PG&E Corp. said it’s open to a proposal that would let California regulators take greater control of the company if it gets into trouble again, largely conceding to one of Gov. Gavin Newsom’s demands for the utility to exit bankruptcy.
PG&E said it agrees with the establishment of a six-step enforcement process proposed by California Public Utilities Commission President Marybel Batjer. The process, which could ultimately lead to the state revoking the company’s operating license, would be triggered by specific events, including operational and safety breaches, according to a filing Friday.
Newsom said in December he wanted PG&E’s restructuring plan to include an option for a state takeover if the utility gets into trouble again. He’s also called for the replacement of PG&E’s board of directors. Batjer’s recommendations include having at least half of the new board members be from California.
PG&E pushed back against the idea of full board overhaul, saying in its filing that it would not be “appropriate.”
PG&E said it expects a “substantial number” of directors will be new when it exits Chapter 11. The company’s filing Friday was in response to a number of proposed amendments by Batjer to its reorganization plan.
PG&E’s responses come as it is seeking approval from both state regulators and a bankruptcy court for its turnaround plan by June 30 to qualify for a state fund established to provide financial assistance for future fire-damage claims. The California utility filed for Chapter 11 bankruptcy protection more than a year ago with an estimated $30 billion in liabilities from wildfires blamed on its equipment.
PG&E shares fell 13% before before the start of regular trading Monday as the market fell globally over ongoing concerns about the coronavirus.
On Friday, PG&E it was on track to exit bankruptcy by the state deadline, having reached $25.5 billion in settlements with fire victims, insurers and government agencies over fire damages.
“We welcome the CPUC’s input regarding our plan for emerging from Chapter 11 and building a re-imagined PG&E,” the company said in a statement.
Newsom had said that PG&E’s reorganization plan fell short of state requirements. He’s also called for the company to come up with a better financing plan.
The governor said in court papers last week that PG&E has addressed some of his concerns, and his office continues to hold talks with the utility.
PG&E said in its filing Friday that it believes its reorganization proposal complies with state requirements, and said it will continue talks with the governor’s office.

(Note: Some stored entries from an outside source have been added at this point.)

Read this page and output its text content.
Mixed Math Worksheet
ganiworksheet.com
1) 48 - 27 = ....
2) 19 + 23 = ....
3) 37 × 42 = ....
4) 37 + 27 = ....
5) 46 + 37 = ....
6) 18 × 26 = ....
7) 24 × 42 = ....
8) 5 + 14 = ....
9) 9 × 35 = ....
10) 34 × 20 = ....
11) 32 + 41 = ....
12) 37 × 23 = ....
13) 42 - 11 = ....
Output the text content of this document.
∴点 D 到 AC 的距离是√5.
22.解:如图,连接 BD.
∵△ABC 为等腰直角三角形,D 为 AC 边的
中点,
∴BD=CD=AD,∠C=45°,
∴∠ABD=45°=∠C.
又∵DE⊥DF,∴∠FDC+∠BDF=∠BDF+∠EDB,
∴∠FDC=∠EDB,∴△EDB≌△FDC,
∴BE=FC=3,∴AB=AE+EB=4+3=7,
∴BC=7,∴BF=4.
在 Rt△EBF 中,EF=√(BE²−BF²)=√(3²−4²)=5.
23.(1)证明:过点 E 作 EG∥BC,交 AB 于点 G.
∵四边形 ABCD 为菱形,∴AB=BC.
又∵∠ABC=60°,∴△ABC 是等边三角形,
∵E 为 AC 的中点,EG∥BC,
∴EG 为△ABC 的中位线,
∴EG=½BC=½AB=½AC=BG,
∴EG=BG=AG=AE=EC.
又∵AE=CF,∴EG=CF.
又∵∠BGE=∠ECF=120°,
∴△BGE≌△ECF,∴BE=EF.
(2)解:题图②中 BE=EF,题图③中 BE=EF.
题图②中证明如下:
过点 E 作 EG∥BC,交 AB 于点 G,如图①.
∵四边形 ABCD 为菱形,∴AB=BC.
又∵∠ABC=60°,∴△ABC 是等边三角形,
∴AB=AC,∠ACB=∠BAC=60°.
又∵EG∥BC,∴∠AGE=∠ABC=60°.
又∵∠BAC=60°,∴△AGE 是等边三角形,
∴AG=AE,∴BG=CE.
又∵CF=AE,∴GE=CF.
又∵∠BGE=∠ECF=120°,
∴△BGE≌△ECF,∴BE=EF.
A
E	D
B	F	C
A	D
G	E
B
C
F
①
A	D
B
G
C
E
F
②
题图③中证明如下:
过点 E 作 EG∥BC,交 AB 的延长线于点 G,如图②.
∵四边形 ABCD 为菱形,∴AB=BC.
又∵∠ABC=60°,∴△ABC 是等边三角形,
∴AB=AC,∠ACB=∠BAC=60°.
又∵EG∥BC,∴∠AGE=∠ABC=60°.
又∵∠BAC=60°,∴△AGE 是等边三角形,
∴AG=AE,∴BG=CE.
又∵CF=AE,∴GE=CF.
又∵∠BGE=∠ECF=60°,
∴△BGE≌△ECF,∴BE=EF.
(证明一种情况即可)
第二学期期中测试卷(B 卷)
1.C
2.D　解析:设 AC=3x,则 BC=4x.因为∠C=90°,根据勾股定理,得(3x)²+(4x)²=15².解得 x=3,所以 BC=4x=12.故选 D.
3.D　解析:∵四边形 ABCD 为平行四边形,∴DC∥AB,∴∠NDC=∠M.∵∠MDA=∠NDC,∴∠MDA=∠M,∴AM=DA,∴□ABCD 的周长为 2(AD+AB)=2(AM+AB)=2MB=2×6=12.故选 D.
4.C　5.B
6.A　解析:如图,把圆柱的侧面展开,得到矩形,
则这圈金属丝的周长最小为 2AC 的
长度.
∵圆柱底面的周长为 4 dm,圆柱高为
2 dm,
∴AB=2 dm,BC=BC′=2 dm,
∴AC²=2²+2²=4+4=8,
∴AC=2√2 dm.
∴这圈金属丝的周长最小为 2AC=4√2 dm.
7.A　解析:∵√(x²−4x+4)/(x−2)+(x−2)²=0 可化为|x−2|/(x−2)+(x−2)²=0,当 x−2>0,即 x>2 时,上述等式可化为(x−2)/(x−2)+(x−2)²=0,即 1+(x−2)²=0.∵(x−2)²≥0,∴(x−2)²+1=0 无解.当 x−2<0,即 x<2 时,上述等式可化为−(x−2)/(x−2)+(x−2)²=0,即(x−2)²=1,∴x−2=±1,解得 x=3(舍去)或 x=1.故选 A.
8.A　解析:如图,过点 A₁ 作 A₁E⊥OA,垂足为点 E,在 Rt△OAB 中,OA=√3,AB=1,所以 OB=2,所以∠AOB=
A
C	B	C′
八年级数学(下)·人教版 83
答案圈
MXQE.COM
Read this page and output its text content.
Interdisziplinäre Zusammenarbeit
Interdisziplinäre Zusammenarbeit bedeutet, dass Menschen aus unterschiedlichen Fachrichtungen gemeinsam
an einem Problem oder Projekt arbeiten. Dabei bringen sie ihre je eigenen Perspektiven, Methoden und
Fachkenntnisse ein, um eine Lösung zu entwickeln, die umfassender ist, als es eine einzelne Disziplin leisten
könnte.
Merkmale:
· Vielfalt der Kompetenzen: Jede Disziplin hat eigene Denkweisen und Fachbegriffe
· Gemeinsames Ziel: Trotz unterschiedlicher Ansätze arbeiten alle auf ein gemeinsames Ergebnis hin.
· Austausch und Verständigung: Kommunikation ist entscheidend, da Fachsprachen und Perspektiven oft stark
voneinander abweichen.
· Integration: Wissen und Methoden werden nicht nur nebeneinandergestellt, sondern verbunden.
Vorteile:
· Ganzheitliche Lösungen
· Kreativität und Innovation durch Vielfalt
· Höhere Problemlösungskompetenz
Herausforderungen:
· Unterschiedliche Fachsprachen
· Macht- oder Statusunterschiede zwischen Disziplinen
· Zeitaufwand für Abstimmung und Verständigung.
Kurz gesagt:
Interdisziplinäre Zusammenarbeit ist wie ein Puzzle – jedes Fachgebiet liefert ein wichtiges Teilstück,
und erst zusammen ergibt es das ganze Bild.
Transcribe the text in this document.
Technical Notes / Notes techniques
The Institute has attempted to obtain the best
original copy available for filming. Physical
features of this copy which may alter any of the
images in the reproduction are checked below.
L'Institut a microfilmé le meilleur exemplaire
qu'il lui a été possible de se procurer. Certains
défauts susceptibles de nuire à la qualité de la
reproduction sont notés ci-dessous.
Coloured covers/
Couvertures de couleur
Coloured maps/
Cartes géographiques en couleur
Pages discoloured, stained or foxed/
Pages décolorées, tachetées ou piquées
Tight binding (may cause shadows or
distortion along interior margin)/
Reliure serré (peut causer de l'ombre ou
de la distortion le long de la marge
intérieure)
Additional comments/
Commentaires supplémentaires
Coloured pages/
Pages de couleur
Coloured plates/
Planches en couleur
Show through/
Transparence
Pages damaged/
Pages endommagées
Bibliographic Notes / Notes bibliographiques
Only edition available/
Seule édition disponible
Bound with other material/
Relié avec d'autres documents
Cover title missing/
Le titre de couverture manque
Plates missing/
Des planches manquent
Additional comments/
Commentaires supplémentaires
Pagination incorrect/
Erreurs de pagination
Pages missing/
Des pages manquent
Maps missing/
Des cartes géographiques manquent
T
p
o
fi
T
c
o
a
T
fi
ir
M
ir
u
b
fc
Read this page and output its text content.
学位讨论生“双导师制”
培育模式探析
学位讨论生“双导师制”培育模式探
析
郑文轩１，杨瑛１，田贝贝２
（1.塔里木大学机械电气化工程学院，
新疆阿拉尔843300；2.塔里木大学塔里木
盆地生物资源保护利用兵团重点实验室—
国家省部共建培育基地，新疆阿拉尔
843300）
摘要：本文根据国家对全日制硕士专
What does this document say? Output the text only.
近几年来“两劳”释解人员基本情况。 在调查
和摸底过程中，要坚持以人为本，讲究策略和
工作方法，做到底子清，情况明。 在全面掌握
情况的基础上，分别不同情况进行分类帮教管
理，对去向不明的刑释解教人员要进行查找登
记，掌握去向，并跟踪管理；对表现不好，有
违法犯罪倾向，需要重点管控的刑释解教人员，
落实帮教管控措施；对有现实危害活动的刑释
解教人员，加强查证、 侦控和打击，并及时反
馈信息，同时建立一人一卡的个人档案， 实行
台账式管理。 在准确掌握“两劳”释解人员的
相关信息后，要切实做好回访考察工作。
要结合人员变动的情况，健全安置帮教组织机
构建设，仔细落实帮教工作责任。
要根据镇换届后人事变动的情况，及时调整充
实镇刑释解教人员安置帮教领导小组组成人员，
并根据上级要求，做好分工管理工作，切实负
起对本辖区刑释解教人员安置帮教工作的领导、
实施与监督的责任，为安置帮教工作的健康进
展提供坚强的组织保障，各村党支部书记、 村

The escalating enforcement steps proposed by Batjer include appointing a third-party monitor, chief restructuring officer, a receiver or potentially revoking the company’s operating license.
PG&E proposed Friday that the five-member commission — and not its executive director — should decide if PG&E requires a third-party monitor or greater oversight. The utility said it also wants to have a year to correct any safety or compliance issues before the commission decides if it needs to take the step of appointing a chief restructuring officer.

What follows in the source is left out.